Leveraging process data to assess adults’ problem-solving skills

Periodical
Computers & Education
Volume
166
Year
2021
Access date
March 23, 2023
Relates to study/studies
PIAAC Cycle 1

Leveraging process data to assess adults’ problem-solving skills

Using sequence mining to identify behavioral patterns across digital tasks

Abstract

This paper illustrates how process data can be used to identify behavioral patterns in a computer-based problem-solving assessment. Using sequence-mining techniques, we identify patterns of behavior across multiple digital tasks from the sequences of actions undertaken by respondents. We then examine how respondents’ action sequences (which we label 'strategies') differ from optimal strategies.

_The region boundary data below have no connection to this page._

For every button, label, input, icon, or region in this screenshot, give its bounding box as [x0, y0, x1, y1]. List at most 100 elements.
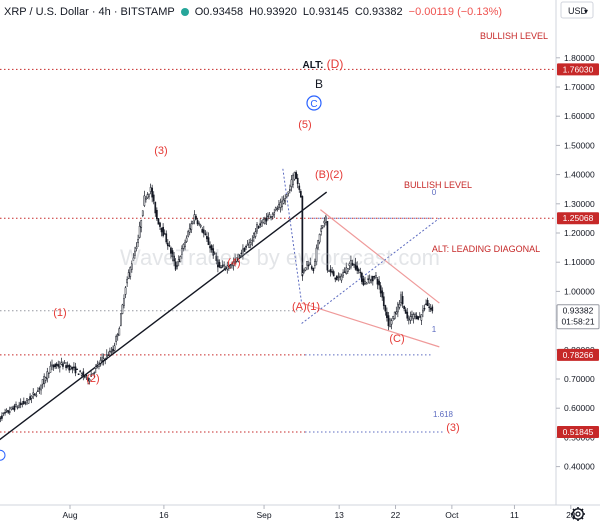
candle-body	[148, 193, 150, 197]
candle-body	[37, 390, 39, 392]
candle-body	[102, 358, 105, 361]
wave-3-label: (3)	[154, 145, 167, 157]
candle-body	[129, 267, 132, 277]
countdown-label: 01:58:21	[561, 317, 594, 327]
price-tag	[556, 304, 600, 330]
candle-body	[199, 224, 202, 227]
candle-body	[314, 261, 316, 266]
symbol-label[interactable]: XRP / U.S. Dollar · 4h · BITSTAMP	[4, 6, 175, 18]
candle-body	[85, 374, 88, 377]
price-tick-label: 0.70000	[564, 374, 595, 384]
candle-body	[337, 276, 340, 279]
time-tick-label: Sep	[256, 510, 271, 520]
candle-body	[195, 215, 197, 220]
wave-5-label: (5)	[298, 119, 311, 131]
price-tag	[557, 348, 599, 361]
candle-body	[68, 364, 71, 371]
wave-a1-label: (A)(1)	[292, 301, 320, 313]
candle-body	[378, 280, 380, 286]
candle-body	[123, 298, 125, 306]
candle-body	[121, 304, 124, 314]
diagonal-upper-line	[320, 209, 440, 304]
candle-body	[381, 290, 384, 298]
candle-body	[91, 373, 94, 376]
candle-body	[157, 218, 160, 225]
candle-body	[15, 404, 17, 407]
candle-body	[179, 256, 182, 263]
candle-body	[270, 216, 272, 218]
candle-body	[274, 207, 277, 211]
candle-body	[60, 362, 63, 365]
candle-body	[21, 403, 24, 405]
candle-body	[190, 223, 193, 230]
time-tick-label: 16	[159, 510, 169, 520]
candle-body	[96, 363, 99, 366]
candle-body	[246, 243, 249, 246]
candle-body	[44, 377, 47, 381]
candle-body	[325, 216, 327, 223]
candle-body	[235, 257, 238, 262]
wave-1-label: (1)	[53, 307, 66, 319]
candle-body	[198, 223, 200, 225]
candle-body	[354, 262, 357, 270]
wave-c-label: (C)	[389, 333, 404, 345]
chevron-down-icon: ▾	[584, 7, 588, 16]
candle-body	[425, 303, 427, 305]
candle-body	[359, 271, 362, 274]
candle-body	[357, 269, 360, 272]
candle-body	[124, 287, 127, 295]
candle-body	[367, 278, 369, 280]
candle-body	[406, 311, 409, 319]
candle-body	[0, 417, 2, 420]
candle-body	[429, 307, 432, 310]
candle-body	[273, 212, 276, 215]
candle-body	[16, 407, 19, 409]
candle-body	[392, 315, 395, 319]
trendline	[0, 191, 328, 441]
price-tag	[557, 426, 599, 439]
candle-body	[38, 388, 41, 390]
candle-body	[220, 267, 222, 269]
candle-body	[135, 246, 138, 249]
price-tick-label: 1.80000	[564, 53, 595, 63]
candle-body	[361, 272, 363, 282]
high-value: H0.93920	[249, 6, 297, 18]
candle-body	[48, 372, 50, 375]
price-tag-label: 0.93382	[563, 306, 594, 316]
candle-body	[184, 242, 186, 247]
candle-body	[403, 305, 405, 310]
wave-c-circle-icon	[306, 95, 322, 111]
currency-selector[interactable]: USD ▾	[560, 1, 594, 19]
alt-d-label: (D)	[327, 57, 344, 71]
candle-body	[12, 407, 14, 410]
bullish-level-mid-label: BULLISH LEVEL	[404, 180, 472, 190]
alt-leading-diagonal-label: ALT: LEADING DIAGONAL	[432, 244, 540, 254]
candle-body	[113, 345, 116, 351]
candle-body	[192, 221, 194, 225]
candle-body	[345, 267, 348, 274]
candle-body	[401, 295, 404, 305]
time-tick-label: 20	[566, 510, 576, 520]
candle-body	[160, 227, 163, 233]
candle-body	[303, 270, 305, 273]
candle-body	[417, 316, 420, 320]
candle-body	[99, 359, 102, 364]
candle-body	[285, 194, 288, 198]
candle-body	[263, 218, 266, 225]
candle-body	[348, 263, 351, 266]
wave-c-circle-label: C	[310, 99, 317, 110]
candle-body	[152, 194, 155, 202]
gear-icon[interactable]	[571, 507, 585, 521]
time-tick-label: 13	[334, 510, 344, 520]
candle-body	[315, 247, 318, 262]
candle-body	[296, 177, 299, 185]
candle-body	[217, 259, 219, 268]
candle-body	[69, 366, 72, 370]
candle-body	[265, 217, 268, 222]
candle-body	[423, 308, 426, 310]
candle-body	[284, 198, 287, 202]
candle-body	[77, 373, 80, 375]
candle-body	[259, 223, 261, 226]
candle-body	[104, 359, 107, 361]
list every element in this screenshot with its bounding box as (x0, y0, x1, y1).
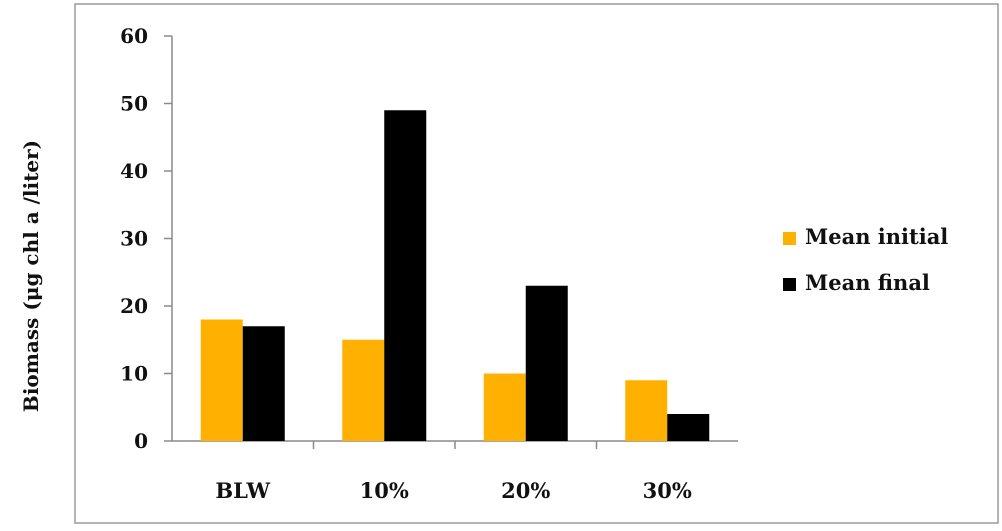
chart-border (74, 3, 999, 524)
x-tick-label: 10% (360, 478, 409, 503)
y-tick-label: 30 (120, 227, 148, 251)
bars (200, 110, 710, 441)
y-tick-label: 50 (120, 92, 148, 116)
y-tick-label: 0 (134, 429, 148, 453)
legend-label: Mean final (805, 270, 930, 295)
x-tick-label: 20% (501, 478, 550, 503)
bar-mean-final-0 (242, 326, 285, 441)
x-tick-label: 30% (643, 478, 692, 503)
x-tick-label: BLW (215, 478, 270, 503)
y-tick-label: 10 (120, 362, 148, 386)
bar-mean-final-3 (667, 414, 710, 441)
y-axis-title: Biomass (μg chl a /liter) (19, 140, 43, 412)
x-tick-labels: BLW 10% 20% 30% (215, 478, 691, 503)
bar-mean-initial-3 (625, 380, 668, 441)
bar-mean-final-2 (525, 285, 568, 441)
bar-mean-initial-0 (200, 319, 243, 441)
legend-swatch (783, 278, 796, 291)
y-tick-label: 20 (120, 294, 148, 318)
legend: Mean initial Mean final (783, 224, 948, 295)
bar-mean-final-1 (384, 110, 427, 441)
bar-mean-initial-1 (342, 339, 385, 441)
bar-mean-initial-2 (483, 373, 526, 441)
legend-label: Mean initial (805, 224, 948, 249)
legend-swatch (783, 232, 796, 245)
y-tick-label: 40 (120, 159, 148, 183)
y-tick-label: 60 (120, 24, 148, 48)
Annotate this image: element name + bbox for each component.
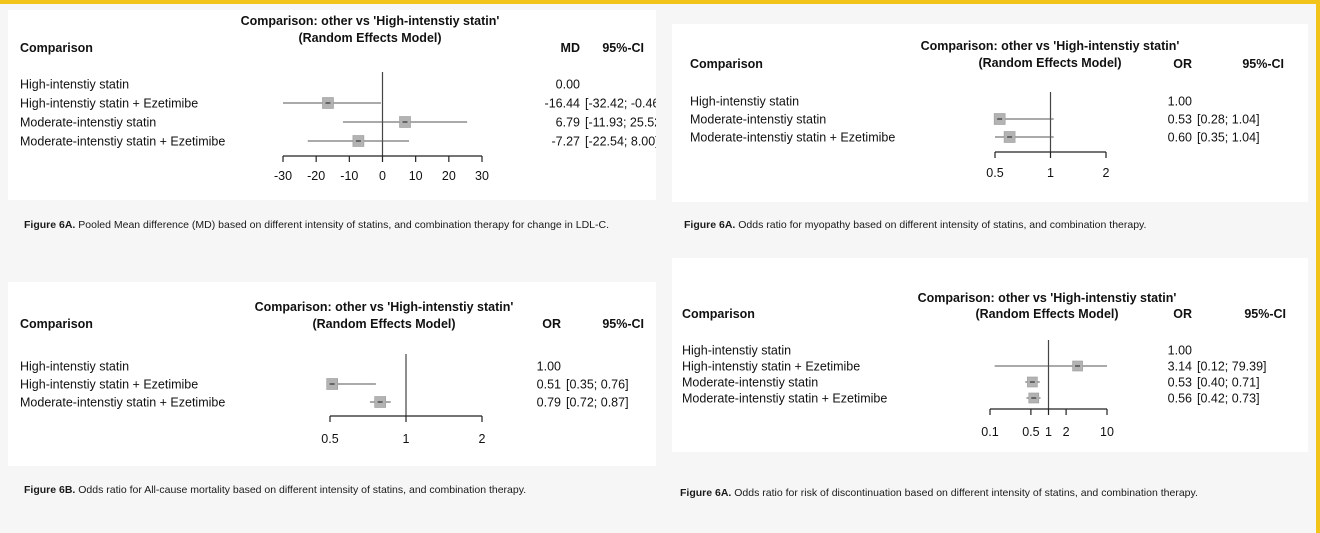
- column-header-comparison: Comparison: [20, 317, 93, 331]
- x-tick-label: 30: [475, 169, 489, 183]
- column-header-effect: MD: [561, 41, 580, 55]
- row-label: High-intenstiy statin + Ezetimibe: [20, 378, 198, 392]
- column-header-effect: OR: [1173, 307, 1192, 321]
- row-estimate: 0.60: [1168, 131, 1192, 145]
- column-header-ci: 95%-CI: [602, 317, 644, 331]
- x-tick-label: 1: [1047, 166, 1054, 180]
- row-label: High-intenstiy statin: [20, 360, 129, 374]
- row-label: High-intenstiy statin: [682, 344, 791, 358]
- row-estimate: -7.27: [552, 135, 581, 149]
- column-header-ci: 95%-CI: [602, 41, 644, 55]
- column-header-ci: 95%-CI: [1242, 57, 1284, 71]
- forest-plot-myopathy: Comparison: other vs 'High-intenstiy sta…: [690, 39, 1284, 180]
- forest-panel-mortality: Comparison: other vs 'High-intenstiy sta…: [8, 282, 656, 466]
- row-estimate: 1.00: [537, 360, 561, 374]
- row-label: Moderate-intenstiy statin: [682, 376, 818, 390]
- x-tick-label: 20: [442, 169, 456, 183]
- x-tick-label: 10: [1100, 425, 1114, 439]
- column-header-effect: OR: [1173, 57, 1192, 71]
- row-ci: [0.12; 79.39]: [1197, 360, 1267, 374]
- column-header-effect: OR: [542, 317, 561, 331]
- row-ci: [0.35; 0.76]: [566, 378, 629, 392]
- caption-label: Figure 6A.: [24, 219, 76, 231]
- caption-text: Odds ratio for myopathy based on differe…: [735, 219, 1147, 231]
- row-estimate: 0.00: [556, 78, 580, 92]
- row-estimate: -16.44: [545, 97, 580, 111]
- row-estimate: 0.53: [1168, 376, 1192, 390]
- row-ci: [0.40; 0.71]: [1197, 376, 1260, 390]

In our application, optimality is defined ex-ante as the sequence of actions that content experts involved in the development of the assessment tasks identified as most efficient to solve the task given the range of possible actions available to test-takers. Data on 7462 respondents from five countries (the United Kingdom, Ireland, Japan, the Netherlands, and the United States) participating in the Problem Solving in Technology-Rich Environment (PSTRE) assessment, administered as part of the OECD Programme for the International Assessment of Adult Competencies (PIAAC), indicate that valuable insights can be derived from the analysis of process data. Adults who follow optimal strategies are more likely to obtain high scores in the PSTRE assessment, while low performers consistently adopt strategies that are very distant from optimal ones. Very few high performers are able to solve the items in an efficient way, i.e. by minimizing the number of actions and by avoiding undertaking unnecessary or redundant actions. Women and adults above the age of 40 are more likely to adopt sub-optimal problem-solving strategies.